Padahal faktanya, Pangeran Diponegoro, Imam Bonjol, Teuku Cik Ditiro, Cut Nyak Dien, Pattimura, Sultan Hasanuddin, Fatahillah, Bung Tomo bukanlah pemberontak tapi berjuang melawan penjajah. Sejatinya, Islam adalah yang menjadi motivator utama perjuangan mereka ketika akidah dan syariah yang saat itu menjadi peraturan kesultanan-kesultanan Islam di nusantara, diinjak-injak oleh para imperialis Belanda dan ‘balad korawanya’ macam Portugis dan Inggris.
Hal inilah yang seringkali disembunyikan dari kita, seolah-olah kesan yang ditimbulkan adalah para pahlawan itu sangat nasionalis sekali perjuangannya. Pada faktanya, para pahlawan itu tak mengenal istilah nasionalisme ketika itu. Mereka berjuang karena dorongan akidah Islam karena penjajah mulai menginjak-injak harga diri mereka sebagai manusia.
Menghargai jasa pahlawan bukan dilafalkan dimulut atau hanya berbentuk seremonial belaka dengan mengheningkan cipta pada upacara bendera.Selain itu, untuk menghargai jasa para pahlawan adalah menjalankan roda pemerintahan negeri ini dengan baik dan benar.

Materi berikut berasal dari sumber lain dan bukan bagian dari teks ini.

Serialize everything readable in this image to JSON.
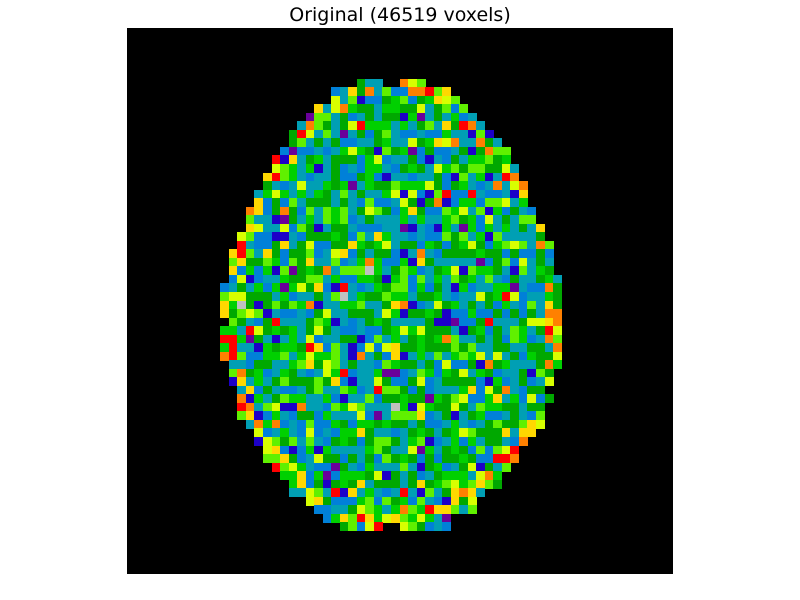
{
  "figure": {
    "title": "Original (46519 voxels)"
  },
  "image": {
    "description_kind": "axial brain slice rendered with a nipy_spectral-like colormap",
    "background_color": "#000000",
    "grid_columns": 64,
    "grid_rows": 64,
    "palette": [
      "#6a009a",
      "#1c00c8",
      "#0080d8",
      "#009fb4",
      "#00a800",
      "#00d000",
      "#60f000",
      "#d8ff00",
      "#ffd800",
      "#ff8000",
      "#ff0000",
      "#c0c0c0"
    ],
    "palette_weights": [
      2,
      4,
      16,
      22,
      20,
      16,
      9,
      5,
      2,
      1,
      1,
      0.2
    ],
    "rim_palette": [
      "#d8ff00",
      "#ffd800",
      "#ff8000",
      "#ff0000",
      "#60f000"
    ],
    "random_seed": 46519
  }
}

Baik artinya adalah dikelola oleh mereka yang memang orang baik dibidangnya. Bukan hanya profesional namun juga berakhlak mulia sehingga jauh dari niat dan tindakan korupsi ataupun hal-hal yang merugikan rakyat. Benar artinya adalah negeri ini dikelola dengan aturan yang benar. Aturan yang benar ini sudah diberikan panduannya oleh Yang Maha memiliki kebenaran berupa syariat Islam dalam segenap aspek kehidupan.
Pahlawan dalam Islam adalah orang yang berani memperjuangkan Islam sampai ia dimenangkan atau mati dalam perjuangan tersebut
Islam telah menjelaskan konsep pahlawan dalam Islam. Pahlawan dalam Islam adalah orang yang berani memperjuangkan Islam sampai ia dimenangkan atau mati dalam perjuangan tersebut. Orang-orang yang berjuang itu pun tidak memperdulikan apakah ia bakal mendapat penghargaan atau tidak dari institusi manapun, yang mereka harapkan adalah keridhaan dari Allah SWT.

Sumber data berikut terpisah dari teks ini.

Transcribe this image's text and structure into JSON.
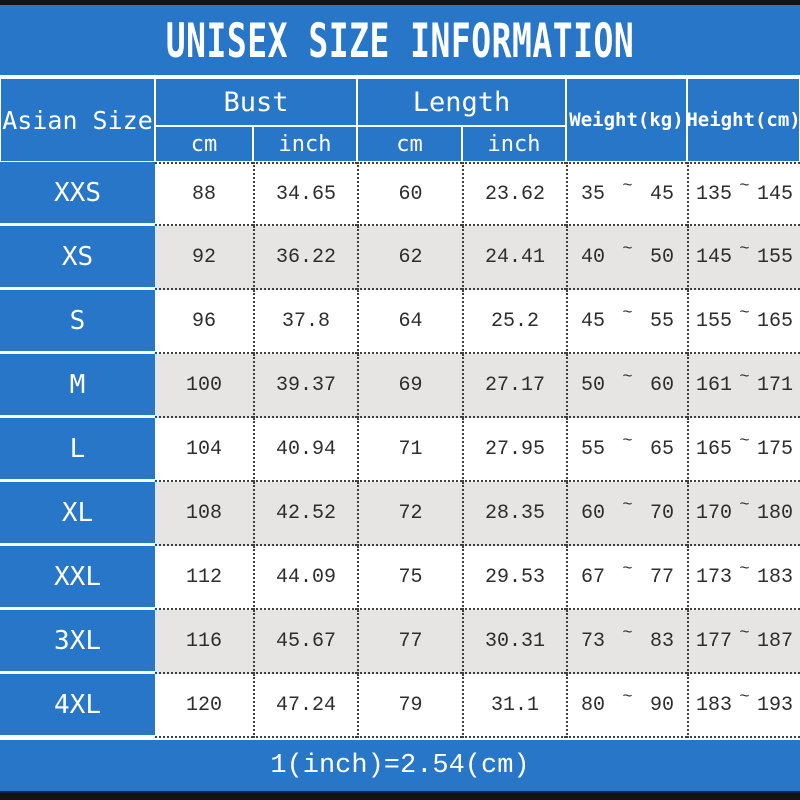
{
  "title": "UNISEX SIZE INFORMATION",
  "colors": {
    "accent_blue": "#2776c7",
    "row_alt_gray": "#e6e5e3",
    "dot_border": "#3f3f3f",
    "frame_black": "#131313"
  },
  "table": {
    "header": {
      "size_column_label": "Asian Size",
      "bust_label": "Bust",
      "length_label": "Length",
      "weight_label": "Weight(kg)",
      "height_label": "Height(cm)",
      "cm_label": "cm",
      "inch_label": "inch"
    },
    "range_separator": "~",
    "rows": [
      {
        "size": "XXS",
        "bust_cm": "88",
        "bust_inch": "34.65",
        "length_cm": "60",
        "length_inch": "23.62",
        "weight_min": "35",
        "weight_max": "45",
        "height_min": "135",
        "height_max": "145"
      },
      {
        "size": "XS",
        "bust_cm": "92",
        "bust_inch": "36.22",
        "length_cm": "62",
        "length_inch": "24.41",
        "weight_min": "40",
        "weight_max": "50",
        "height_min": "145",
        "height_max": "155"
      },
      {
        "size": "S",
        "bust_cm": "96",
        "bust_inch": "37.8",
        "length_cm": "64",
        "length_inch": "25.2",
        "weight_min": "45",
        "weight_max": "55",
        "height_min": "155",
        "height_max": "165"
      },
      {
        "size": "M",
        "bust_cm": "100",
        "bust_inch": "39.37",
        "length_cm": "69",
        "length_inch": "27.17",
        "weight_min": "50",
        "weight_max": "60",
        "height_min": "161",
        "height_max": "171"
      },
      {
        "size": "L",
        "bust_cm": "104",
        "bust_inch": "40.94",
        "length_cm": "71",
        "length_inch": "27.95",
        "weight_min": "55",
        "weight_max": "65",
        "height_min": "165",
        "height_max": "175"
      },
      {
        "size": "XL",
        "bust_cm": "108",
        "bust_inch": "42.52",
        "length_cm": "72",
        "length_inch": "28.35",
        "weight_min": "60",
        "weight_max": "70",
        "height_min": "170",
        "height_max": "180"
      },
      {
        "size": "XXL",
        "bust_cm": "112",
        "bust_inch": "44.09",
        "length_cm": "75",
        "length_inch": "29.53",
        "weight_min": "67",
        "weight_max": "77",
        "height_min": "173",
        "height_max": "183"
      },
      {
        "size": "3XL",
        "bust_cm": "116",
        "bust_inch": "45.67",
        "length_cm": "77",
        "length_inch": "30.31",
        "weight_min": "73",
        "weight_max": "83",
        "height_min": "177",
        "height_max": "187"
      },
      {
        "size": "4XL",
        "bust_cm": "120",
        "bust_inch": "47.24",
        "length_cm": "79",
        "length_inch": "31.1",
        "weight_min": "80",
        "weight_max": "90",
        "height_min": "183",
        "height_max": "193"
      }
    ]
  },
  "footer": {
    "conversion_note": "1(inch)=2.54(cm)"
  }
}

Dalam bentangan sejarah peradaban Islam, Negara Khilafah telah banyak melahirkan generasi-generasi pahlawan sejati seperti Umar bin Khattab, Ali bin Abi Thalib, Saad bin Abi Waqqash yang menjadi panglima yang menundukkan Persia, Khalid bin Walid yang menjadi pahlawan agung dalam penaklukan di abad ke 7. Islam sangat menaruh perhatian besar dalam melahirkan generasi islami yang berkarakter pemimpin dan pahlawan. Itulah generasi yang berkepribadian islami (syakhshiyah islamiyah) pahlawan sejati yang sesungguhnya.